It’s a funny thing. Spending money to save money, that is. As consumers, it’s easy to get sucked in by marketing schemes such as “buy one, get one,” or “spend $100 and save $25.” I’m pretty sure if you posses a debit card, you are guilty of buying stuff you weren’t planning on buying just to “save money.” And most of us get home after doing something like that and roll our eyes when we realize what we did. Well, spending money to save money on the farm isn’t quite the same, but it’s a similar concept.
Well, if you’re a business owner, chances are you’re familiar with an accountant and tax accounting, and you see where I’m going with this. A couple weeks before the end of the year, Justin and I paid a visit to our accountant. We had what’s called a pre-tax planning session. Essentially, the accountant looked at how much money we had taken in (income) and how much we had spent on business expenses. Take the income minus the expenses, and you have our taxable income. Taxable income is what Justin and I have to pay our family expenses such as food, shelter, and transportation.
We don’t get much control over the prices we receive for our crops and livestock, nor do we have a lot of control over the costs of caring for those crops and livestock.
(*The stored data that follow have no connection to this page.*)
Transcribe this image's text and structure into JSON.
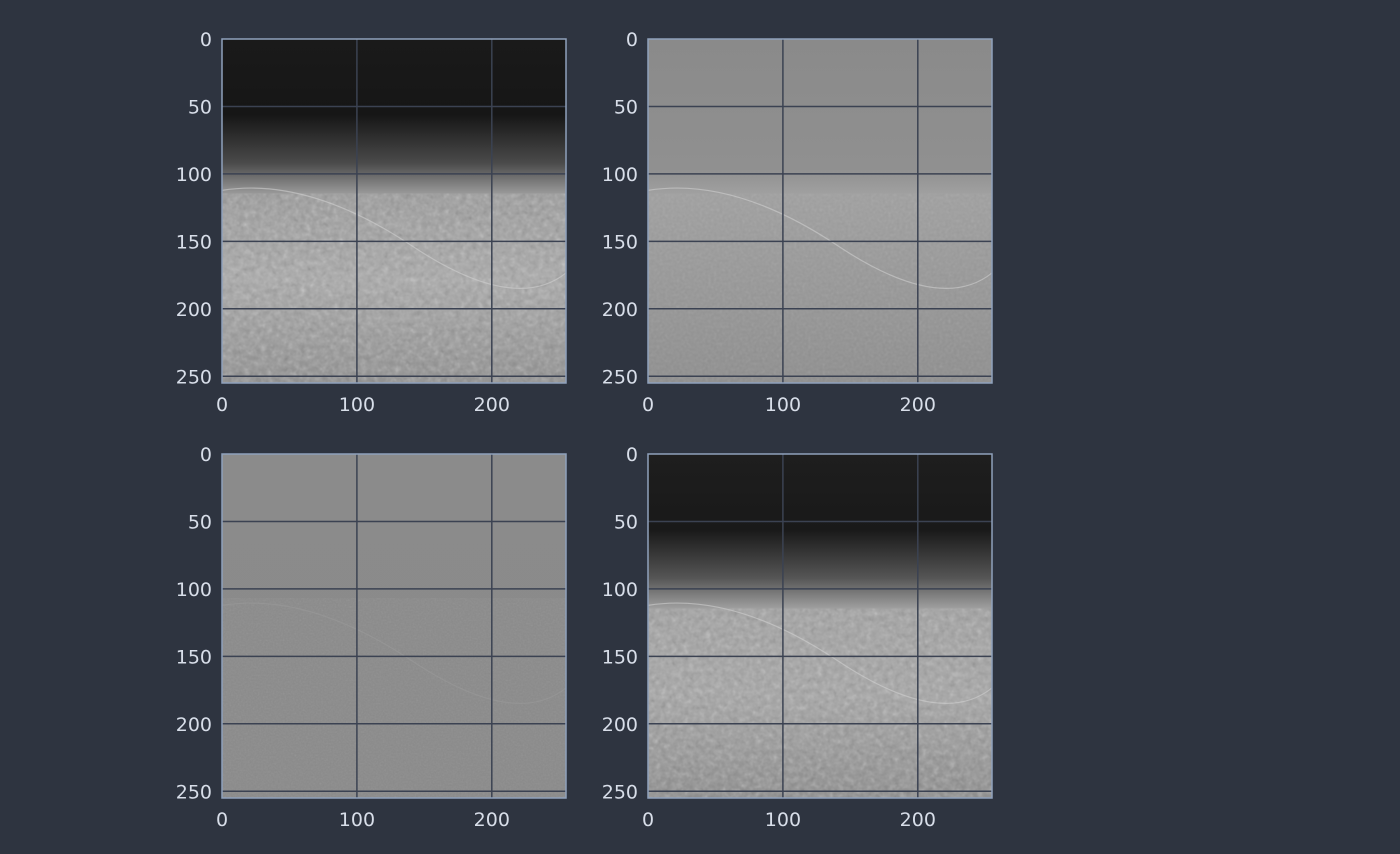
{
  "colors": {
    "background": "#2e3440",
    "grid": "#3b4252",
    "frame": "#8fa1bc",
    "tick_text": "#d8dee9"
  },
  "chart_data": [
    {
      "type": "heatmap",
      "image": "grayscale photo",
      "title": "",
      "xlabel": "",
      "ylabel": "",
      "xlim": [
        0,
        255
      ],
      "ylim": [
        255,
        0
      ],
      "xticks": [
        0,
        100,
        200
      ],
      "yticks": [
        0,
        50,
        100,
        150,
        200,
        250
      ],
      "xtick_labels": [
        "0",
        "100",
        "200"
      ],
      "ytick_labels": [
        "0",
        "50",
        "100",
        "150",
        "200",
        "250"
      ],
      "grid": true,
      "legend": "none"
    },
    {
      "type": "heatmap",
      "image": "grayscale high-pass detail (mid-gray background)",
      "title": "",
      "xlabel": "",
      "ylabel": "",
      "xlim": [
        0,
        255
      ],
      "ylim": [
        255,
        0
      ],
      "xticks": [
        0,
        100,
        200
      ],
      "yticks": [
        0,
        50,
        100,
        150,
        200,
        250
      ],
      "xtick_labels": [
        "0",
        "100",
        "200"
      ],
      "ytick_labels": [
        "0",
        "50",
        "100",
        "150",
        "200",
        "250"
      ],
      "grid": true,
      "legend": "none"
    },
    {
      "type": "heatmap",
      "image": "grayscale fine-detail residual (flat gray)",
      "title": "",
      "xlabel": "",
      "ylabel": "",
      "xlim": [
        0,
        255
      ],
      "ylim": [
        255,
        0
      ],
      "xticks": [
        0,
        100,
        200
      ],
      "yticks": [
        0,
        50,
        100,
        150,
        200,
        250
      ],
      "xtick_labels": [
        "0",
        "100",
        "200"
      ],
      "ytick_labels": [
        "0",
        "50",
        "100",
        "150",
        "200",
        "250"
      ],
      "grid": true,
      "legend": "none"
    },
    {
      "type": "heatmap",
      "image": "grayscale reconstructed photo",
      "title": "",
      "xlabel": "",
      "ylabel": "",
      "xlim": [
        0,
        255
      ],
      "ylim": [
        255,
        0
      ],
      "xticks": [
        0,
        100,
        200
      ],
      "yticks": [
        0,
        50,
        100,
        150,
        200,
        250
      ],
      "xtick_labels": [
        "0",
        "100",
        "200"
      ],
      "ytick_labels": [
        "0",
        "50",
        "100",
        "150",
        "200",
        "250"
      ],
      "grid": true,
      "legend": "none"
    }
  ]
}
This means our taxable income varies wildly from year to year. Some years we will make a lot of money, other years we will make no money, and some years we will lose money. In the years we make a lot of money, it is advisable to spend it on business expenses before the end of the year, to reduce our taxable income and therefore our tax bill. In the years that we make no money or lose money, we will attempt to sell some crops or livestock before the end of the year to give ourselves some taxable income. It is desirable to try to keep our taxable income with a reasonable range from year to year. At least, that’s our philosophy.
Well, this year was a good year. A very good year. Our income was considerably higher than our expenses. Which means we had to spend some money or give a huge chunk of it to Uncle Sam.
Think of it this way…
Instead of getting a tax refund, you owe the government $10,000 in taxes on April 15th. But, you could invest $7500 in your IRA or 401K and only owe $2500 to Uncle Sam. Which would you do? Invest the money and pay $2500 or just give the whole $10,000 to help reduce the federal defecit? I have a pretty good hunch that most would choose to invest in themselves.
So….we purchased a tractor and grain cart as opposed to sending an exorbitant amount of money to our representatives in Washington and Des Moines. Don’t worry, we will still have a taxable income and will be sending in a healthy chuck of money to take care of our patriotic duty to pay taxes as well as operate our farm more efficiently.